There are other problems. Some of the shots can’t hide the fact that a few lines were added in post-production. There are extensive scenes in the operation theatre, and the surgeries are designed as if they’re an extreme sport. This desperation to ‘jazz’ up medical procedures—visually and narratively—is one of the show’s many undoings. Several shots feature blood, skin, bones, brains and internal organs, but a lot of the gory biological prosthetics look like a messy jam sandwich. The artificiality is jarring, yet the camera insists on flaunting the technical details. It doesn’t help that none of the doctors look like they actually work multiple shifts; they’re fresh as daisies, faces always touched up and glossy, and the only ‘stress’ visible is when they sneak out for a smoke onto the terrace.

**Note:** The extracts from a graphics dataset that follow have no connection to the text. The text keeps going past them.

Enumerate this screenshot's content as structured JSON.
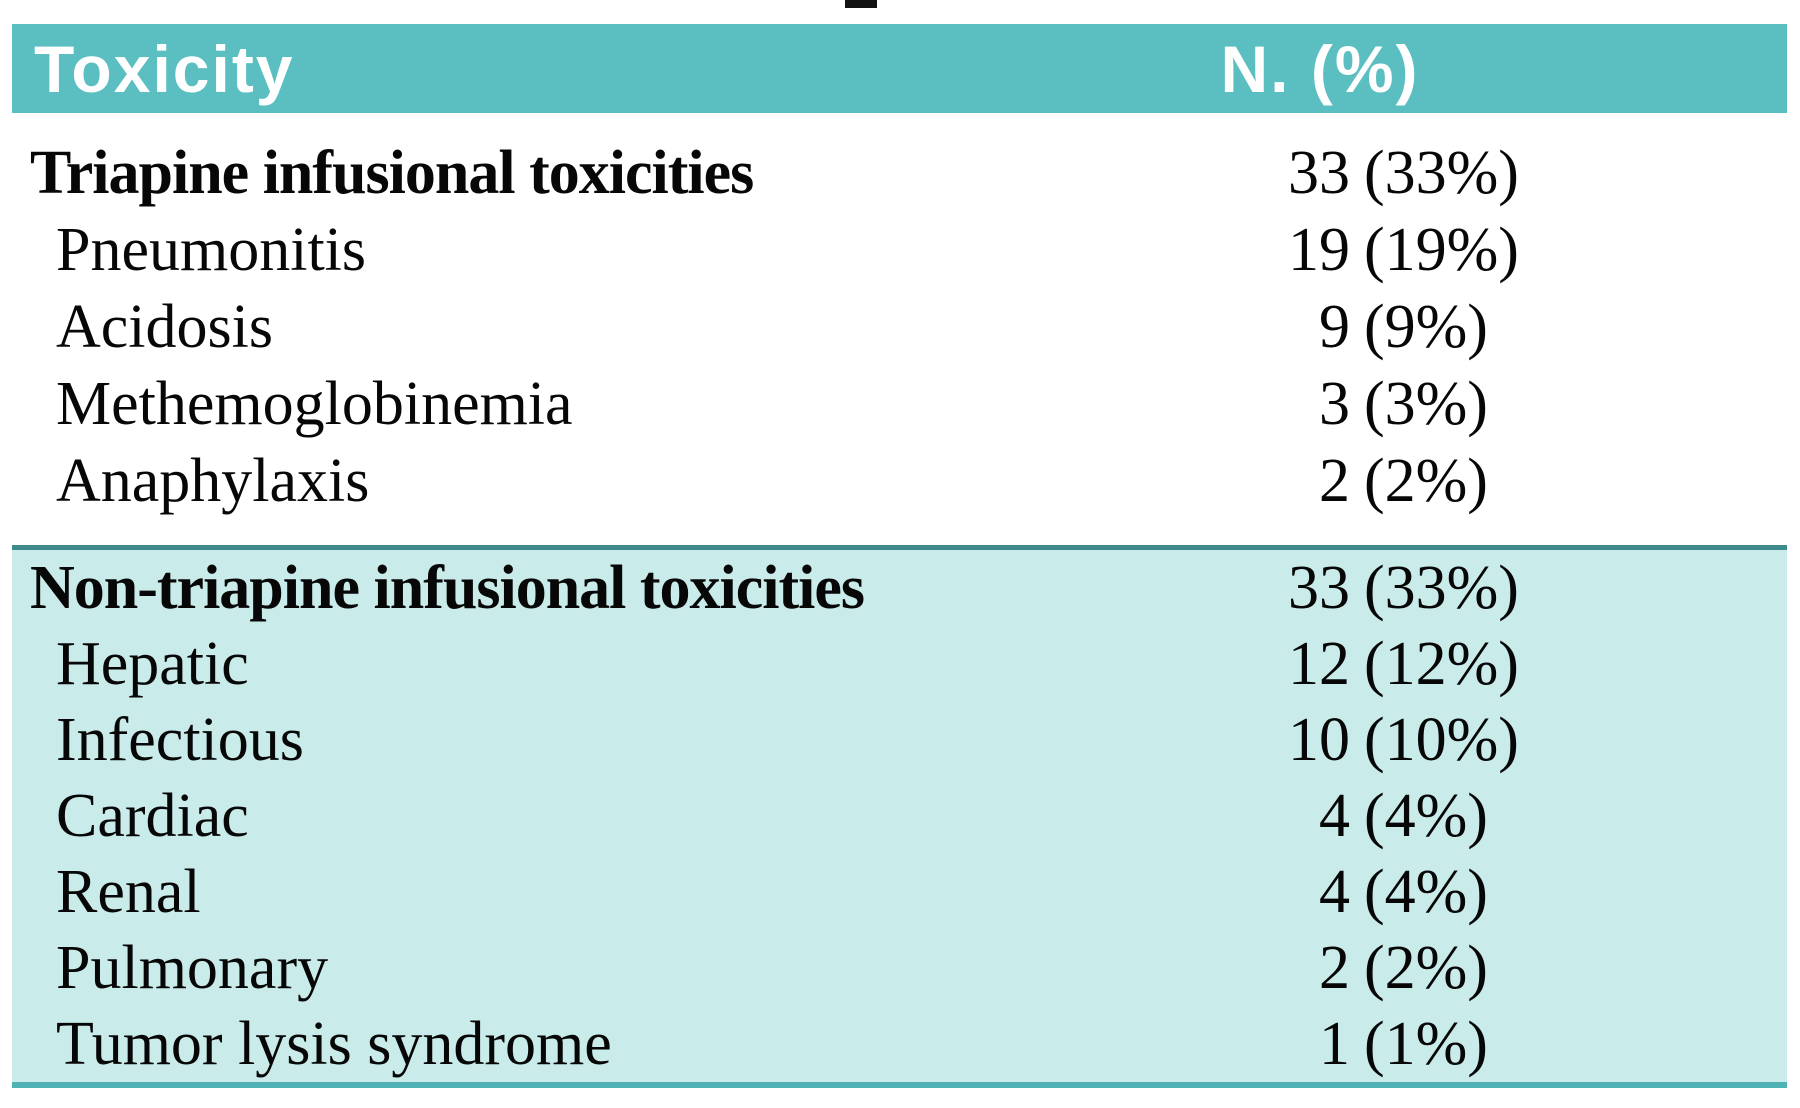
{
  "colors": {
    "header_bg": "#5bbfc1",
    "section_bg": "#c9ebe9",
    "section_top_rule": "#3f8a8c",
    "bottom_rule": "#4fb3b5",
    "header_text": "#ffffff",
    "body_text": "#070707"
  },
  "header": {
    "col_toxicity": "Toxicity",
    "col_n": "N. (%)"
  },
  "rows": [
    {
      "label": "Triapine infusional toxicities",
      "n": "33",
      "pct": "(33%)"
    },
    {
      "label": "Pneumonitis",
      "n": "19",
      "pct": "(19%)"
    },
    {
      "label": "Acidosis",
      "n": "9",
      "pct": "(9%)"
    },
    {
      "label": "Methemoglobinemia",
      "n": "3",
      "pct": "(3%)"
    },
    {
      "label": "Anaphylaxis",
      "n": "2",
      "pct": "(2%)"
    },
    {
      "label": "Non-triapine infusional toxicities",
      "n": "33",
      "pct": "(33%)"
    },
    {
      "label": "Hepatic",
      "n": "12",
      "pct": "(12%)"
    },
    {
      "label": "Infectious",
      "n": "10",
      "pct": "(10%)"
    },
    {
      "label": "Cardiac",
      "n": "4",
      "pct": "(4%)"
    },
    {
      "label": "Renal",
      "n": "4",
      "pct": "(4%)"
    },
    {
      "label": "Pulmonary",
      "n": "2",
      "pct": "(2%)"
    },
    {
      "label": "Tumor lysis syndrome",
      "n": "1",
      "pct": "(1%)"
    }
  ],
  "chart_data": {
    "type": "table",
    "columns": [
      "Toxicity",
      "N. (%)"
    ],
    "rows": [
      [
        "Triapine infusional toxicities",
        "33 (33%)"
      ],
      [
        "Pneumonitis",
        "19 (19%)"
      ],
      [
        "Acidosis",
        "9 (9%)"
      ],
      [
        "Methemoglobinemia",
        "3 (3%)"
      ],
      [
        "Anaphylaxis",
        "2 (2%)"
      ],
      [
        "Non-triapine infusional toxicities",
        "33 (33%)"
      ],
      [
        "Hepatic",
        "12 (12%)"
      ],
      [
        "Infectious",
        "10 (10%)"
      ],
      [
        "Cardiac",
        "4 (4%)"
      ],
      [
        "Renal",
        "4 (4%)"
      ],
      [
        "Pulmonary",
        "2 (2%)"
      ],
      [
        "Tumor lysis syndrome",
        "1 (1%)"
      ]
    ]
  }
}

There’s also the one-crisis-per-episode format, which isn’t new, except Doctors simply uses these emergencies (cue residents running to an ambulance) when the emotional moments paint themselves into a corner. Some of the situations are problematic at best. A doctor sings a Bhojpuri song with a patient in the middle of his complicated brain procedure. Conjoined twin sisters named Monika and Sonika refuse to be separated, but rely on a braindead boy being an organ donor, only for his parents to be lectured (and shamed into giving consent) by a doctor who vents on them after a traumatic phone call. A famous cricketer begs a resident to abort his injured girlfriend’s pregnancy (he agrees). A Sikh lady begs another resident to euthanise her and free her of the pain.
Evidently, the doctors are not too competent either. Forget that a patient dies every other minute. The conflict-of-interest rulebook is torn to shreds (#EMCSupremacy). Ishaan freely operates on his estranged stepfather. He then operates on his former best friend after causing nerve damage the last time. Some of them operate on a senior doctor who is dying of cancer. The residents watch the surgeries from the viewing room but react like rowdy cricket fans. When Neel lashes out at the others for being able to snap out of tragic scenarios, he isn’t wrong. It’s not that he’s psychologically unfit; he’s seeing them behave like the series wants them to—bereft of continuity, abruptly, like people who know that no two scenes are shot in order. For a show that tries to bat against the desensitisation of the medical fraternity, the characters look as if they’re playing disjointed versions of themselves. Irony forgot to use anesthesia.
Doctors also rarely frames EMC as a window into society and its social fractures—it’s politically inert, simplistic, and isolated from the India it claims to save. It has opportunities for commentary—like receiving victims of a police shootout, or bumping a wealthy patient up a donor list and letting a middle-class one die—but the staging is about as complex as the VFX heart in the opening frame. It says something that the same actors reduced to awkward props here are twice as effective under good directors (Sharad Kelkar in The Family Man; Harleen Sethi in Kohrra; Sarah Hashmi in Bebaak; Niharika Lyra Dutt in Paatal Lok).
It’s true that I’ll miss Doctors. But that’s only because I need some treatment: How else will I account for 400 lost minutes of my life?